So I am fully aware that I have been dropping the blog ball. Through the holidays we were too busy that I haven’t found the time to write a few posts, but that doesn’t mean that things haven’t been happening around here. Firstly we installed beams and crown molding in the living room.
When we first moved here there was no overhead lighting in the living room and last winter we had LED high hats installed. We had been planning to put up two beams (breaking the ceiling into thirds) and installing crown molding around them, as well as the rest of the room. The living room is very long and narrow, and we hoped that by installing some molding it would create some visual interest and break up the ceiling making the room appear a bit wider.
We took a few days before Thanksgiving to tackle this project and it has made a huge impact on the room. As we have come to find in other rooms, when we install trim work to the ceiling, it feel so much higher- enough that I had to have Steve rehang the mirror over the mantle. It also took away the gut instinct when looking up to look at the lighting, which now seems to somewhat fade into the rest of the ceiling.

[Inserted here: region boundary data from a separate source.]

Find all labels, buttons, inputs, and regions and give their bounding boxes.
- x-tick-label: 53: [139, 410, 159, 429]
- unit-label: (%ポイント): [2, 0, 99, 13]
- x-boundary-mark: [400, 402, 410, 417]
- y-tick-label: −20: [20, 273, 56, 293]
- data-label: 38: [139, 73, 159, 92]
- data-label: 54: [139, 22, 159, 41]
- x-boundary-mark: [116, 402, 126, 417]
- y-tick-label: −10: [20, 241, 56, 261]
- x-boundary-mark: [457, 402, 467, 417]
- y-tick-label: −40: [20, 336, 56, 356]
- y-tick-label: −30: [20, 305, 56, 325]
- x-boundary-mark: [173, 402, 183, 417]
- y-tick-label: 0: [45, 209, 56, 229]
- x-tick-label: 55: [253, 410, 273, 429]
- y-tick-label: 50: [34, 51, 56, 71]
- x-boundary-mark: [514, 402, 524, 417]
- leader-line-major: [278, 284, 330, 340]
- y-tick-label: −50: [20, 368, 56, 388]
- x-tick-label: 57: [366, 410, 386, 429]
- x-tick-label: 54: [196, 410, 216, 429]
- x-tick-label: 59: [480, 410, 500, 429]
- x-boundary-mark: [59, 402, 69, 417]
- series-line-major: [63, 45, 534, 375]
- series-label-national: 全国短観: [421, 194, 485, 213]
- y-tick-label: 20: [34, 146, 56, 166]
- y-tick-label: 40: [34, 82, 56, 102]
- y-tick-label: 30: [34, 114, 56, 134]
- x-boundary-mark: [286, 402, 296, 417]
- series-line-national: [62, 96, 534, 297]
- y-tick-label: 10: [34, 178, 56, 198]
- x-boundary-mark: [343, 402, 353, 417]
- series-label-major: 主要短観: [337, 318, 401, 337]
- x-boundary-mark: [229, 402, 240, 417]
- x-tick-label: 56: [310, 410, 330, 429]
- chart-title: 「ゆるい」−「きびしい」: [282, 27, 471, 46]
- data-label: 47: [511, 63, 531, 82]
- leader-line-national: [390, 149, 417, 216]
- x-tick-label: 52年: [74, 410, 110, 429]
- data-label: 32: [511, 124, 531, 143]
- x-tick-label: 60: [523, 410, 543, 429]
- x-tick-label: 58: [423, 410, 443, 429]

This project was pretty inexpensive considering the high impact. All we used were 1″x4″x16′ boards and 3 5/8″ standard crown molding. the 1″x4″ were used as framing and for the finished beams. Steven added a bead detail to the reveals to match the mantle and create a more finished look. We also used the proportions on the mantle and door casing as a model for the size and reveal of the ceiling trim. Our door casing is very simple and has the standard crown on the top and this is why I chose to go with the standard stuff. I like the feeling of the living room being homey and relaxed, I was worried if we used a different profile if may have been too much. I must say now that it is done, it looks like it could have been there since the house was built, not the least bit over done.
First we installed a board along the ceiling where the beam would go. We used this to attach blocks of wood for framing that the finished beam could be screwed into. Steven decided that, considering that nothing in the house is perfectly square (especially the ceilings) that we would pre assemble the beams using lose tenons then install them once assembled. This worked out perfectly and allowed for the reveal under the beam is perfect running the whole length.
It took us about a day of work to lay everything out, get the lumber and install them. The following day we started with the crown molding. Although Steven has installed so much molding this was the first project that I was the helper on. I had no idea how much was involved getting those little miters to meet up perfectly, especially with the walls and ceiling out of whack. So many measurements and so much done by eye- I never would have thought it would be so tricky. I did learn a bunch and got up the courage to use the miter saw so hopefully in the future I can be more useful.
It is so amazing to be how I am consistently surprised by the impact that adding trim does to a room. We are hoping to keep mixing it up and make sure that no two rooms are exactly alike.